Die vollständige Bibel in dem von den Kurden in Armenien und Russland gesprochenen Kurmandschi-Dialekt befindet sich in der Endphase der Arbeit, und wir bei IBT hoffen, dass sie bereits 2024 veröffentlicht werden kann. In dieser letzten Phase der Arbeit kommt dem philologischen Redakteur besondere Bedeutung zu. Dabei handelt es sich um einen muttersprachlichen Kurmandschi-Sprecher, der die Übersetzung in Bezug auf Grammatik, Rechtschreibung, Zeichensetzung und Natürlichkeit verbessert und zusammen mit den Teammitgliedern die von den Rezensenten vorgeschlagenen Korrekturen bewertet. Im Laufe der jahrzehntelangen Arbeit hatte das IBT/SIL/UBS-Kurmandi-Übersetzungsprojekt mehrere philologische Redakteure, und im Jahr 2017 kam ein hochprofessioneller neuer Sprachspezialist zum Team hinzu – gerade rechtzeitig, um die Arbeit an der Gesamtbibel zusammenzuführen.

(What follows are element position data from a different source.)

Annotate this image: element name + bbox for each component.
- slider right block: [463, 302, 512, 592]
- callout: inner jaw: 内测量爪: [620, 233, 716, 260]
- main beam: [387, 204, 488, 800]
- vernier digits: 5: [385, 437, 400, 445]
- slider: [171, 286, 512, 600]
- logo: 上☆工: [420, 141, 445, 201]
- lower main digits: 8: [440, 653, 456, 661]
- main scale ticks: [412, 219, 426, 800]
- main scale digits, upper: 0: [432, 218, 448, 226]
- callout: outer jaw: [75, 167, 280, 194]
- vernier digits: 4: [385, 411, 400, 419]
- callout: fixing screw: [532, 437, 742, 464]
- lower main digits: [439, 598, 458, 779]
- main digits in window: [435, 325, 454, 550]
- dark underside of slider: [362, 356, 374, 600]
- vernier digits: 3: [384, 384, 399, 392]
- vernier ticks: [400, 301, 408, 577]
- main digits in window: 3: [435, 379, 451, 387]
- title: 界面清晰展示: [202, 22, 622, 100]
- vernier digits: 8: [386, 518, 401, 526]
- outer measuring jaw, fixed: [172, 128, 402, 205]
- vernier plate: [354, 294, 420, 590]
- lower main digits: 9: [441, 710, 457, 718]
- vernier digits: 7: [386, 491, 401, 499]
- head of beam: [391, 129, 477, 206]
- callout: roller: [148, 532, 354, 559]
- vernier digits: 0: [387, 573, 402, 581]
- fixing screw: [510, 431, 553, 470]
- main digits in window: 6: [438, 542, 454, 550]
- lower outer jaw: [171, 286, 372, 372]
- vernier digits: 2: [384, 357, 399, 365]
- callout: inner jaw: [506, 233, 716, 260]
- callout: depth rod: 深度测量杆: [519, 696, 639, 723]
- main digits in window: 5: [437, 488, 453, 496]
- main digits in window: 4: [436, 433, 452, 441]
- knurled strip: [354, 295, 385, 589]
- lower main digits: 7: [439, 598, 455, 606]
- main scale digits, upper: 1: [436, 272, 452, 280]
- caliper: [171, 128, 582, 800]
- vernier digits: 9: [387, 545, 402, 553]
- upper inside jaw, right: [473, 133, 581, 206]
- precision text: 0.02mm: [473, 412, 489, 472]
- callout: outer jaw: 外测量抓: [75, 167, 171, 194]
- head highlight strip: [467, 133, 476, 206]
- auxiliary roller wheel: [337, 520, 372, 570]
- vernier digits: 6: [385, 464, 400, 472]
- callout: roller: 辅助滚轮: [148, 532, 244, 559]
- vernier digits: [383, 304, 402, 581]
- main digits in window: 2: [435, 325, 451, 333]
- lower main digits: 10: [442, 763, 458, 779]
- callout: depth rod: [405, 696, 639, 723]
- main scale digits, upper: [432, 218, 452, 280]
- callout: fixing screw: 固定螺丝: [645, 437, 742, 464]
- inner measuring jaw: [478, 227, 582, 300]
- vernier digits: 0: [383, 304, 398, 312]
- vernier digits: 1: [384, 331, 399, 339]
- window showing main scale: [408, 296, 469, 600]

Nachdem er kürzlich an der Audioaufnahme von Jona mitgewirkt hatte, teilte Bachram (wir verwenden aus Sicherheitsgründen ein Pseudonym) den IBT-Mitarbeitenden seine Eindrücke von der Arbeit mit und auch die Geschichte, wie er zu dem Projekt kam.

“Es war in der kurdischen Gemeinschaft bekannt, dass ich an der Moskauer Sprachuniversität Kurmandschi unterrichtete, und eines Tages erhielt ich einen Anruf von Seraphim (ein Kurde, der zum orthodoxen Christentum konvertierte und Mönch geworden ist – siehe seine Geschichte in Glimpses of the Glassy Sea, S. 64-65). Seraphim sagte: ‚Onkel Bachram, ich brauche deine Hilfe bei der Übersetzung orthodoxer Texte ins Kurdische, und ich würde auch gerne Unterricht bei dir nehmen, um mein Kurdisch zu verbessern.‘ Also lud ich ihn ein, mich in Moskau zu besuchen, und wir arbeiteten zusammen.”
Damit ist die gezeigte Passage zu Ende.